I've encountered a text claiming that:
$$L:=\mathbb{Z}_{p^2} \rtimes \mathbb{Z}_p $$ when the semidirect product is defined using:
$$\beta: \mathbb{Z}_p \to Aut(L)$$
$$ \beta ([1])=\alpha_{[p+1]}$$
where $\alpha_{[p+1]}(g) = g^{p+1}$
is a non-abelian group of order $p^3$ which has an element of order $p^2$.
I can only justify why it is non-abelian, and that is by using a theorem that states that a semidrect product is abelian iff each of its constituents is abelian and $\beta$ is trivial. Since $\beta$ here is not trivial, then this is not abelian.

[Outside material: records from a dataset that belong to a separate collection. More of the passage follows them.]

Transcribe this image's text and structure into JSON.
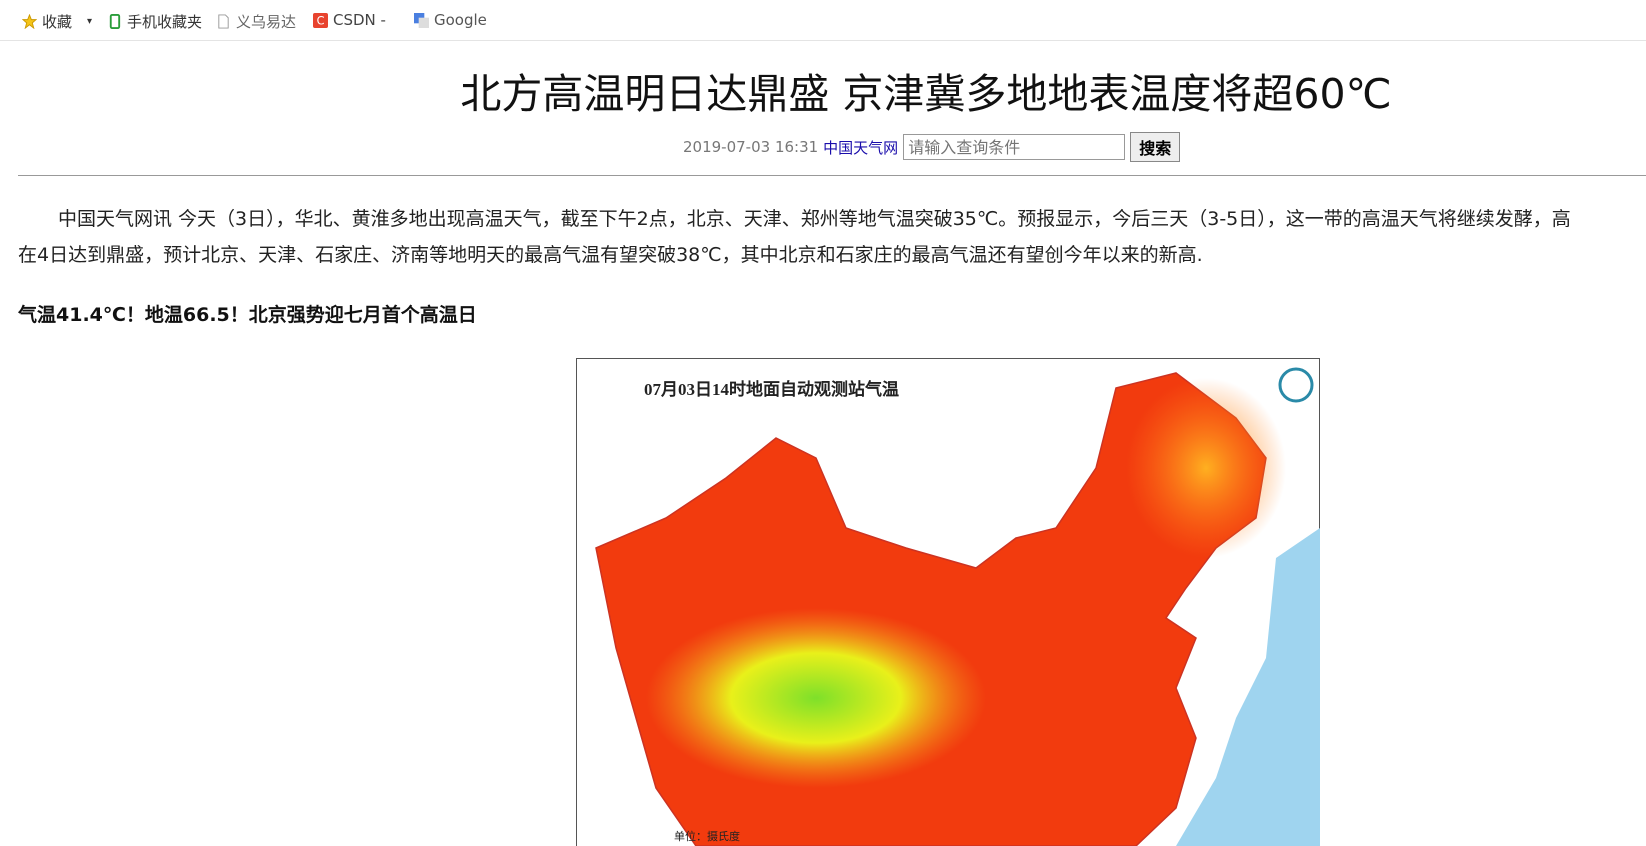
{
  "bookmarks": [
    "收藏",
    "手机收藏夹",
    "义乌易达",
    "CSDN -",
    "Google"
  ],
  "article": {
    "title": "北方高温明日达鼎盛 京津冀多地地表温度将超60℃",
    "date": "2019-07-03 16:31",
    "source": "中国天气网",
    "search_placeholder": "请输入查询条件",
    "search_button": "搜索",
    "paragraph_lines": [
      "中国天气网讯 今天（3日），华北、黄淮多地出现高温天气，截至下午2点，北京、天津、郑州等地气温突破35℃。预报显示，今后三天（3-5日），这一带的高温天气将继续发酵，高",
      "在4日达到鼎盛，预计北京、天津、石家庄、济南等地明天的最高气温有望突破38℃，其中北京和石家庄的最高气温还有望创今年以来的新高."
    ],
    "subheading": "气温41.4℃！地温66.5！北京强势迎七月首个高温日",
    "map": {
      "title": "07月03日14时地面自动观测站气温",
      "unit": "单位：摄氏度"
    }
  }
}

I cannot seem to justify the rest -- why is it of order $p^3$? And how can I show there's an element of order $p^2$? (perhaps for the latter it would be sufficient to show that $\mathbb{Z}_{p^2}$ is cyclic with generator $a$ and then take $(a,1)$? But I'm unable to prove that it's cyclic (and I actually think it cannot be because then it would 'collapse' to $\mathbb{Z}_p$) - EDIT: I can see this would be obtained using Cauchy from knowing it's $p^3$. So now I'm still left with that $p^3$).
What am I missing?
Remark that $G$ is the semidirect product of two subgroups $H, K$ iff the following holds :$H$ is normal, $$G=HK$$, $$H\cap K=\{e\} $$ In particular, the map $$H\times K \to G$$ $$f(h, k) =hk$$ is a bijection. So, $$\lvert G\rvert =\lvert H\rvert \times \lvert K\rvert =p^{3}$$ Moreover Cauchy give the existence of elements having prime order for every prime dividing the order of the group, so it doesn't give elements of order $p^{2}$,in fact your first choice can be modified, to consider the element $(a, 0)$ which has order $p^{2}$.